Não pensei que meu comentário fosse fazê-la parar de rir, naquele momento eu só estava "avisando" que ela não iria rir de mim, mas comigo. Eu jamais seria o motivo do seu deboche, no mínimo a companheira. Mas acreditem, as risadas pararam no mesmo instante. Sou super intrigada com o comportamento humano - estou no curso errado, deveria cursar antropologia, psicologia, sociologia - e por muito tempo fiquei pensando no motivo pelo qual aquela bendita resposta tinha calado as gargalhadas daquele ser humano.

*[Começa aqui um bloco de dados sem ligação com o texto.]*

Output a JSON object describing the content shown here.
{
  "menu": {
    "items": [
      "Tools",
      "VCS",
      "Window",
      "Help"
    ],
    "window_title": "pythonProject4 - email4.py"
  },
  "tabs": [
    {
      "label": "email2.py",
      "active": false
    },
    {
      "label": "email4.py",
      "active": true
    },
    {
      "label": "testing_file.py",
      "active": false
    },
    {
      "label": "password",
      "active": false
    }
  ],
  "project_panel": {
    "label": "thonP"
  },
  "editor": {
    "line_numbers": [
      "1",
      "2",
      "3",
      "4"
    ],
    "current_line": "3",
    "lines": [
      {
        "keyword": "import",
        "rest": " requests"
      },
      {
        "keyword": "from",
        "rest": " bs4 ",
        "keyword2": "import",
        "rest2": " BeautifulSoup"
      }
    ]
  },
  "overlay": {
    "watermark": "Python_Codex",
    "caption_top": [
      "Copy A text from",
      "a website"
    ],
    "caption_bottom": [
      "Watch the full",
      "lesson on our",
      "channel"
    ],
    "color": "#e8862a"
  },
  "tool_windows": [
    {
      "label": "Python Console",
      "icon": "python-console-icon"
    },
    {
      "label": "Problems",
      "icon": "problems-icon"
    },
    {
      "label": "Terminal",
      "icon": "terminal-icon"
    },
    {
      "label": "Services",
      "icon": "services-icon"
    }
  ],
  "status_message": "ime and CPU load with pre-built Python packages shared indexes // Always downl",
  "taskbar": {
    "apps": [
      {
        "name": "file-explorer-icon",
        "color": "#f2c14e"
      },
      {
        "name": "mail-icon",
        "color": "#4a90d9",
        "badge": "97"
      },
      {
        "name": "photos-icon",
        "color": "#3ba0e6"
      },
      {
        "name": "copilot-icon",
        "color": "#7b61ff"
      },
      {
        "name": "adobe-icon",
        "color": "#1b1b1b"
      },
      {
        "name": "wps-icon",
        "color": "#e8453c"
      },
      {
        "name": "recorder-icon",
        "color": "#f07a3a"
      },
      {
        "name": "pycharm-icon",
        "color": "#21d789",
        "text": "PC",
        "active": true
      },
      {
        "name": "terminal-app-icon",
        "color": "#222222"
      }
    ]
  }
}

Bom, cheguei à conclusão - ou às considerações finais, já que ninguém conclui nada - de que a única coisa que eu fiz foi ~quebrar as pernas~ daquela pessoa. Todo o intuito dela era me humilhar, rir de mim, fazer com que eu não fosse digna de usar um penteado qualquer por causa do tamanho das minhas orelhas. E eu "provei" pra ela que a sua opinião pouco me importava, e que eu continuaria com o rabo de cavalo, mesmo se tivesse as orelhas do Dumbo. 

Eu sei que existe o bulliyng, e que as pessoas que sofrem esse tipo de assédio são massacradas e aterrorizadas emocionalmente. Mas este texto não trata de algo tão denso quanto o terrorismo praticado por gente estúpida. Estou falando sobre aquela picuinha do dia a dia, daquele direito que as pessoas (gente estúpida também, né) acham que tem de colocar defeitos em você. Elas, provavelmente, nunca se olham no espelho, nunca notam uma imperfeição, por isso acham que o resto do mundo é inferior.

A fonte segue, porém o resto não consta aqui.